Jules Verne

Wassili Fédor n'eut que le temps d'embrasser sa femme, déjà bien souffrante, sa fille, qui allait peut-être rester sans appui, et, pleurant sur ces deux êtres qu'il aimait, il partit.

Depuis deux ans, il habitait la capitale de la Sibérie orientale, et, là, il avait pu continuer, mais presque sans profit, sa profession de médecin. Néanmoins, peut-être eût-il été heureux, autant qu'un exilé peut l'être, si sa femme et sa fille eussent été près de lui. Mais Mme Fédor, déjà bien affaiblie, n'aurait pu quitter Riga. Vingt mois après le départ de son mari, elle mourut dans les bras de sa fille, qu'elle laissait seule et presque sans ressource. Nadia Fédor demanda alors et obtint facilement du gouvernement russe l'autorisation de rejoindre son père à Irkoutsk. Elle lui écrivit qu'elle partait. A peine avait-elle de quoi suffire à ce long voyage, et, cependant, elle n'hésita pas à l'entreprendre. Elle faisait ce qu'elle pouvait!... Dieu ferait le reste.

Pendant ce temps, le _Caucase_ remontait le courant de la rivière. La nuit était venue, et l'air s'imprégnait d'une délicieuse fraîcheur. Des étincelles s'échappaient par milliers de la cheminée du steam-boat, chauffée au bois de pin, et, au murmure des eaux brisées sous son étrave, se mêlaient les rugissements des loups qui infestaient dans l'ombre la rive droite de la Kama.

CHAPITRE IX

EN TARENTASS NUIT ET JOUR.

Le lendemain, 18 juillet, le _Caucase_ s'arrêtait au débarcadère de Perm, dernière station qu'il desservît sur la Kama.

Ce gouvernement, dont Perm est la capitale, est l'un des plus vastes de l'empire russe, et, franchissant les monts Ourals, il empiète sur le territoire de la Sibérie. Carrières de marbre, salines, gisements de platine et d'or, mines de charbon y sont exploités sur une grande échelle. En attendant que Perm, par sa situation, devienne une ville de premier ordre, elle est fort peu attrayante, très-sale, très-boueuse et n'offre aucune ressource. A ceux qui vont de Russie en Sibérie, ce manque de confort est assez indifférent, car ils viennent de l'intérieur et sont munis de tout le nécessaire; mais à ceux qui arrivent des contrées de l'Asie centrale, après un long et fatigant voyage, il ne déplairait pas, sans doute, que la première ville européenne de l'empire, située à la frontière asiatique, fût mieux approvisionnée.
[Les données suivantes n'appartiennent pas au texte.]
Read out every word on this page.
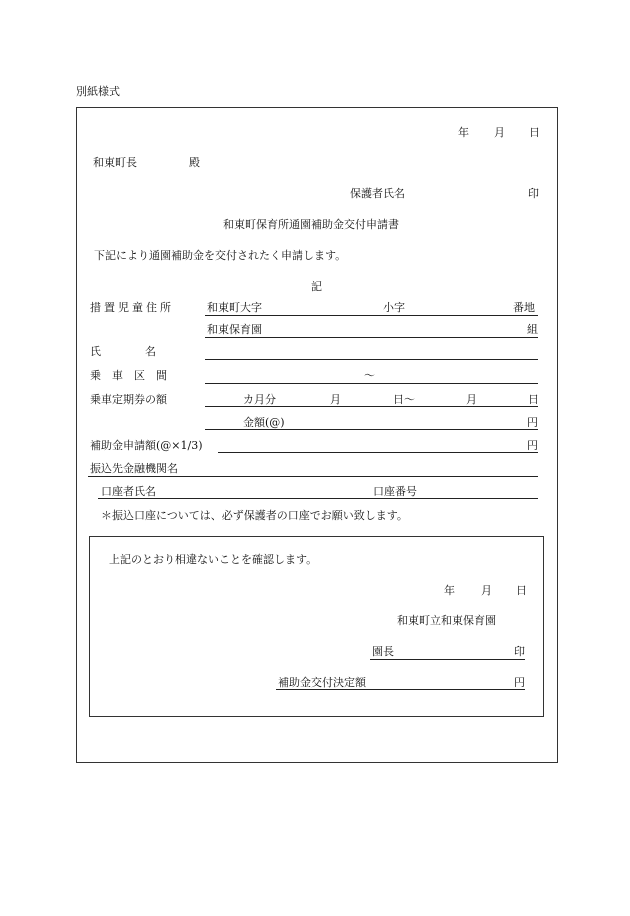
別紙様式
年 月 日
和東町長	殿
保護者氏名	印
和東町保育所通園補助金交付申請書
下記により通園補助金を交付されたく申請します。
記
措置児童住所	和東町大字	小字	番地
和東保育園	組
氏　　　　名
乗　車　区　間	～
乗車定期券の額	カ月分	月	日～	月	日
金額(@)	円
補助金申請額(@×1/3)	円
振込先金融機関名
口座者氏名	口座番号
＊振込口座については、必ず保護者の口座でお願い致します。
上記のとおり相違ないことを確認します。
年 月 日
和東町立和東保育園
園長	印
補助金交付決定額	円
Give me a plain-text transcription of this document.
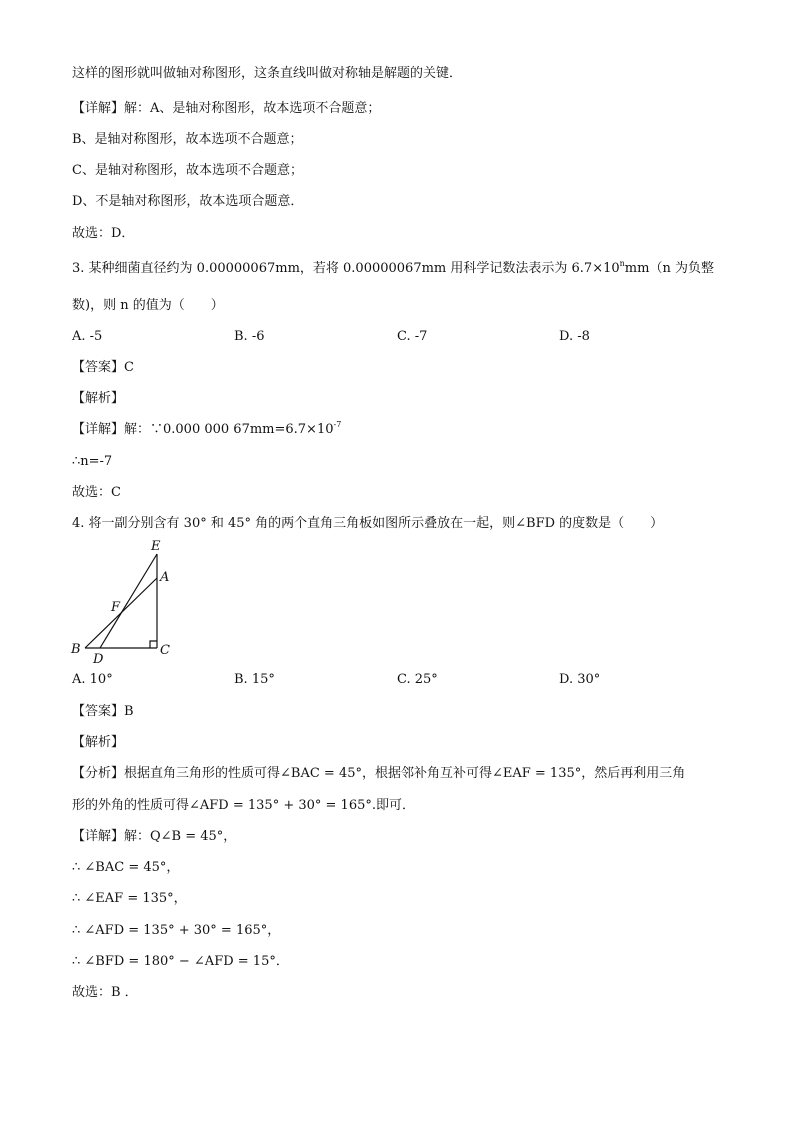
这样的图形就叫做轴对称图形，这条直线叫做对称轴是解题的关键．
【详解】解：A、是轴对称图形，故本选项不合题意；
B、是轴对称图形，故本选项不合题意；
C、是轴对称图形，故本选项不合题意；
D、不是轴对称图形，故本选项合题意．
故选：D．
3. 某种细菌直径约为 0.00000067mm，若将 0.00000067mm 用科学记数法表示为 $6.7\times 10^nmm(n$ 为负整
数)，则 n 的值为（　　）
A. -5	B. -6	C. -7	D. -8
【答案】C
【解析】
【详解】解：∵0.000 000 $67mm=6.7\times 10^{-7}$
∴n=-7
故选：C
4. 将一副分别含有 30° 和 45° 角的两个直角三角板如图所示叠放在一起，则∠BFD 的度数是（　　）
E
A
F
B
D
C
A. 10°	B. 15°	C. 25°	D. 30°
【答案】B
【解析】
【分析】根据直角三角形的性质可得∠BAC = 45°，根据邻补角互补可得∠EAF = 135°，然后再利用三角
形的外角的性质可得∠AFD = 135° + 30° = 165°.即可．
【详解】解：Q∠B = 45°，
∴ ∠BAC = 45°，
∴ ∠EAF = 135°，
∴ ∠AFD = 135° + 30° = 165°，
∴ ∠BFD = 180° − ∠AFD = 15°．
故选：B ．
C'est a Perm que les voyageurs revendent leurs véhicules, plus ou moins endommagés par une longue traversée au milieu des plaines de la Sibérie. C'est là aussi que ceux qui passent d'Europe en Asie achètent des voitures pendant l'été, des traîneaux pendant l'hiver, avant de se lancer pour plusieurs mois au milieu des steppes.

Michel Strogoff avait déjà arrêté son programme de voyage, et il n'était plus question que de l'exécuter.

Il existe un service de malle-poste qui franchit assez rapidement la chaîne des monts Ourals, mais, les circonstances étant données, ce service était désorganisé. Ne l'eût-il pas été, que Michel Strogoff, voulant aller rapidement, sans dépendre de personne, n'aurait pas pris la malle-poste. Il préférait, avec raison, acheter une voiture et courir de relais en relais, en activant par des «na vodkou» [Pourboires] supplémentaires le zèle de ces postillons appelés iemschiks dans le pays.

Malheureusement, par suite des mesures prises contre les étrangers d'origine asiatique, un grand nombre de voyageurs avaient déjà quitté Perm, et, par conséquent, les moyens de transport étaient extrêmement rares. Michel Strogoff serait donc dans la nécessité de se contenter du rebut des autres. Quant aux chevaux, tant que le courrier du czar ne serait pas en Sibérie, il pourrait sans danger exhiber son podaroshna, et les maîtres de poste attelleraient pour lui de préférence. Mais, ensuite, une fois hors de la Russie européenne, il ne pourrait plus compter que sur la puissance des roubles.

Mais à quel genre de véhicule atteler ces chevaux? A une télègue ou à un tarentass?

La télègue n'est qu'un véritable chariot découvert, à quatre roues, dans la confection duquel il n'entre absolument que du bois.